Entrada da Exposição / Mural

Niki de Saint-Phalle, Rêve de Jeune Fille, 1972

No trabalho multifacetado desta artista, o ideal feminista está sempre presente. Através da utilização de factos biográficos nas suas obras, focando matérias sensíveis como o incesto, Niki de Saint-Phalle estabelece uma crítica à sociedade patriarcal conservadora e à violência contra as mulheres.

Aspeto da exposição «Histórias de uma Coleção» ©Pedro Pina
Niki de Saint-Phalle, Rêve de Jeune Fille, 1972. Inv. GE248

Na litografia Rêve de Jeune Fille [Sonho de uma Jovem], a artista constrói um universo figurativo entre o onírico e o estranho, através de figuras híbridas que se situam entre o humano e o animal.

As serpentes que ameaçam a personagem feminina são uma alusão à figura violadora do seu pai, a que a artista alude no opúsculo Mon Secret [O Meu Segredo], de 1999. Estes signos expressam a sua luta interior para ultrapassar traumas em direção à criação de uma liberdade feminina.

Primeiras Aquisições

Amadeo de Souza-Cardoso, Título desconhecido (Coty), c. 1917

Amadeo de Souza-Cardoso, pioneiro do Modernismo português, participa nos revolucionários movimentos internacionais vanguardistas da época. Numa estadia forçada em Portugal, devido à I Guerra Mundial, o artista pinta uma das suas obras mais emblemáticas, que faz referência a François Coty, criador da indústria moderna de perfumes.

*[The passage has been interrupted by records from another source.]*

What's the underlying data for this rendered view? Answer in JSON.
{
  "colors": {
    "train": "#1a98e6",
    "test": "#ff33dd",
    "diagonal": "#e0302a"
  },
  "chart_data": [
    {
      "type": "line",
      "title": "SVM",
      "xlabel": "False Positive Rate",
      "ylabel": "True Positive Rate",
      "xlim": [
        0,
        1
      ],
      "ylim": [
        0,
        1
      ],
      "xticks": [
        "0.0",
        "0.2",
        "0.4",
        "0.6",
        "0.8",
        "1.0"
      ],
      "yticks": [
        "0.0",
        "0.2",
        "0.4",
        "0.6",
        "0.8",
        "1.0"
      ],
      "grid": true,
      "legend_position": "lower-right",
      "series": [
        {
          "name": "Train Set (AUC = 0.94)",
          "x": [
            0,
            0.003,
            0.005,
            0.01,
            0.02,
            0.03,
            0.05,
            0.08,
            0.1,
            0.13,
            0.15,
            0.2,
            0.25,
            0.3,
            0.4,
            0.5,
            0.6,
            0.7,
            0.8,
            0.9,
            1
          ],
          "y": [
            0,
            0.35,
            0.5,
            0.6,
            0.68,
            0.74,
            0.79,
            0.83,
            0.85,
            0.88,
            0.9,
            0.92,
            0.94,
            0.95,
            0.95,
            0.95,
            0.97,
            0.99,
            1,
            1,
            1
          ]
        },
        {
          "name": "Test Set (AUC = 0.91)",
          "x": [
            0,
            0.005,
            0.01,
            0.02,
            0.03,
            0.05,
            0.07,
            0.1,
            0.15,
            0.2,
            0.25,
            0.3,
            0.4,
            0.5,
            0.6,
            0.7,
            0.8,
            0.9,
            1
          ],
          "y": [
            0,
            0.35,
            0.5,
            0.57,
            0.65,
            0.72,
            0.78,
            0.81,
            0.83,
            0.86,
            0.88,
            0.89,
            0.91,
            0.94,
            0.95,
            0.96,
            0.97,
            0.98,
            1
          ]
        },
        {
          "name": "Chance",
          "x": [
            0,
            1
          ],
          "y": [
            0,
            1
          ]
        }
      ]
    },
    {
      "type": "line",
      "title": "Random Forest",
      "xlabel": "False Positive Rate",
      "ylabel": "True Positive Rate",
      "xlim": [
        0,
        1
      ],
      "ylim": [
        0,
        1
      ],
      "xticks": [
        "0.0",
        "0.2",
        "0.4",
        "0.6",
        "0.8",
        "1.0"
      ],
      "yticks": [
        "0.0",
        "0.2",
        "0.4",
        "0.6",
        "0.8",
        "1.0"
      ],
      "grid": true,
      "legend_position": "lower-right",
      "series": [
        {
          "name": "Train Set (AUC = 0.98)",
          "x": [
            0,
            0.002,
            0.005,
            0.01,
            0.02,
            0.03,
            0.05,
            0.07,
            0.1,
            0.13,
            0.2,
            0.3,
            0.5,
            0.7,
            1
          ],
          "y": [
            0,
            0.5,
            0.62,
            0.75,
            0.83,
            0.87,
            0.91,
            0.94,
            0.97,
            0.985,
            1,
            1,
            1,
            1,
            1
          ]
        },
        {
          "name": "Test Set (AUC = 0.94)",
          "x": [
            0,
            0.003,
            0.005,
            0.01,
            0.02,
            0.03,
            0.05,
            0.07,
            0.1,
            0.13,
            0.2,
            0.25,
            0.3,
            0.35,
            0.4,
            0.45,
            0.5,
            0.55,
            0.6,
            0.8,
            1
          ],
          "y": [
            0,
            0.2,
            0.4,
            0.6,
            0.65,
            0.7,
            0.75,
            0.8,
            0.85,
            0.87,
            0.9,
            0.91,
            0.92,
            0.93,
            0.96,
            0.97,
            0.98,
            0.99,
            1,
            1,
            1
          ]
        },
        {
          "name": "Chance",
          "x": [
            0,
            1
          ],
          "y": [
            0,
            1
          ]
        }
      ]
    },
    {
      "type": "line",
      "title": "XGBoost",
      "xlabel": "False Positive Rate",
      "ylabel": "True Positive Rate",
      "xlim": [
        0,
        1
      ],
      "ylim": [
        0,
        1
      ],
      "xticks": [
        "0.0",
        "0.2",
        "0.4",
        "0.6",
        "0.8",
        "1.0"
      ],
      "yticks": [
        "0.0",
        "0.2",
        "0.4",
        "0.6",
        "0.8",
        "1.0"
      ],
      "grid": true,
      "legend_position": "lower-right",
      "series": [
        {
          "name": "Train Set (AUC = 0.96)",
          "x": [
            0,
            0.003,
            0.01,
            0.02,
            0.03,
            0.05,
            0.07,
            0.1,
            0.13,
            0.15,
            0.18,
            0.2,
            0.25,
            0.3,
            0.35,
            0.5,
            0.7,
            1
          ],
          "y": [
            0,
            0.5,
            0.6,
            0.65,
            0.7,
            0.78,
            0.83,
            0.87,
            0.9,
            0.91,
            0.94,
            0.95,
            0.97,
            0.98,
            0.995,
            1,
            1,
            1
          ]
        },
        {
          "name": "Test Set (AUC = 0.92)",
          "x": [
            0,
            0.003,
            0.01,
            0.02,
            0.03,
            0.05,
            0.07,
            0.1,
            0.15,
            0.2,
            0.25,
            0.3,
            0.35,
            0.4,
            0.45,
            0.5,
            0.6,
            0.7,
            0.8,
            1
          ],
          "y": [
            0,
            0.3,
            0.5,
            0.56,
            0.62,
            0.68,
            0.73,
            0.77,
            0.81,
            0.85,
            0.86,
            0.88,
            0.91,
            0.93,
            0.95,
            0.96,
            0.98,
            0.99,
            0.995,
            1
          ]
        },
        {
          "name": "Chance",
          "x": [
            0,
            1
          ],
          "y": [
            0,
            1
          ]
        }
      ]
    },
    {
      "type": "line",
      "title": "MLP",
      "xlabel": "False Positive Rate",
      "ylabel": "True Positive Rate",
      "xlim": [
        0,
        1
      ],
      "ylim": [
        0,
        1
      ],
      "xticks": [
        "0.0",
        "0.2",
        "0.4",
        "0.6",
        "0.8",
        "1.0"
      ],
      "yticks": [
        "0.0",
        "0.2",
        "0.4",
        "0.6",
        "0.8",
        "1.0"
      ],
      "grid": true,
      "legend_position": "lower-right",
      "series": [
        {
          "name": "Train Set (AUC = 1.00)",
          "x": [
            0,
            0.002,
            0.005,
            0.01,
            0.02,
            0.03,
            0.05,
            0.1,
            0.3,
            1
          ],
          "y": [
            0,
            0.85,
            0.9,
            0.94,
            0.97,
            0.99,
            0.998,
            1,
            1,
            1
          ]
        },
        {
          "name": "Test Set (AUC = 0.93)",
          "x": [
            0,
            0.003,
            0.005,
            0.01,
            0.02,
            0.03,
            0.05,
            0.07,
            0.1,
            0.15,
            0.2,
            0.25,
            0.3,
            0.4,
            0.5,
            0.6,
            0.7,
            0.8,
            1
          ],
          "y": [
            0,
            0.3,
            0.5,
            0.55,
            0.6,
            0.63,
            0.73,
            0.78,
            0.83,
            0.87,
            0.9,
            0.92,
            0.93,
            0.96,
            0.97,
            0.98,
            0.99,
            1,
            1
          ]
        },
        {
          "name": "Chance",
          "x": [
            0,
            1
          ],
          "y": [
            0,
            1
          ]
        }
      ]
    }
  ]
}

Aspeto da exposição «Histórias de uma Coleção» ©Pedro Pina

Encontramos uma menção prévia ao perfumista francês numa carta que Amadeo escreve a Lucie, sua esposa, em 1913, em que lhe pergunta: «Então, o perfume Coty é dos bons?».

Porém, o tema central desta obra vai muito para além do perfume. Os elementos florais e fragmentos da obra – ganchos de cabelo, um colar, espelhos e vidros – remetem-nos para o glamour da indústria da moda e para o universo feminino do início do século XX.

Amadeo de Souza Cardoso em Manhufe (Amarante, Portugal), c. 1908-1918. Arquivos Gulbenkian ASC01-44 IC
Amadeo de Souza-Cardoso, Título desconhecido (Coty), 1917. Inv. 68P11

Recordam-nos a crescente emancipação da mulher e do seu papel cada vez mais ativo na sociedade, devido a uma constante ausência da figura masculina, que se encontrava em combate, entre guerras.

A obra alude também a uma temática amplamente representada ao longo de toda história da arte: a vanitas. Já Tiziano, Velázquez e Rubens haviam pintado a nudez feminina e o seu reflexo num espelho. Todavia, Amadeo consegue dotar esta obra de uma tridimensionalidade única, envolvendo o observador e subvertendo a sua posição de voyeur, ao mesmo tempo que reflete sobre a beleza da modernidade. É o bulício inesperado de uma natureza-morta.

O Início

Lourdes Castro, Odalisque d’Après Ingres, 1964

Através de Odalisque d’Après Ingres, Lourdes Castro cita e homenageia um importante nome da pintura francesa: Jean-Auguste-Dominique Ingres. Durante o tempo que passou em Paris (1957-1983), a artista visitava frequentemente o Museu do Louvre para observar a pintura.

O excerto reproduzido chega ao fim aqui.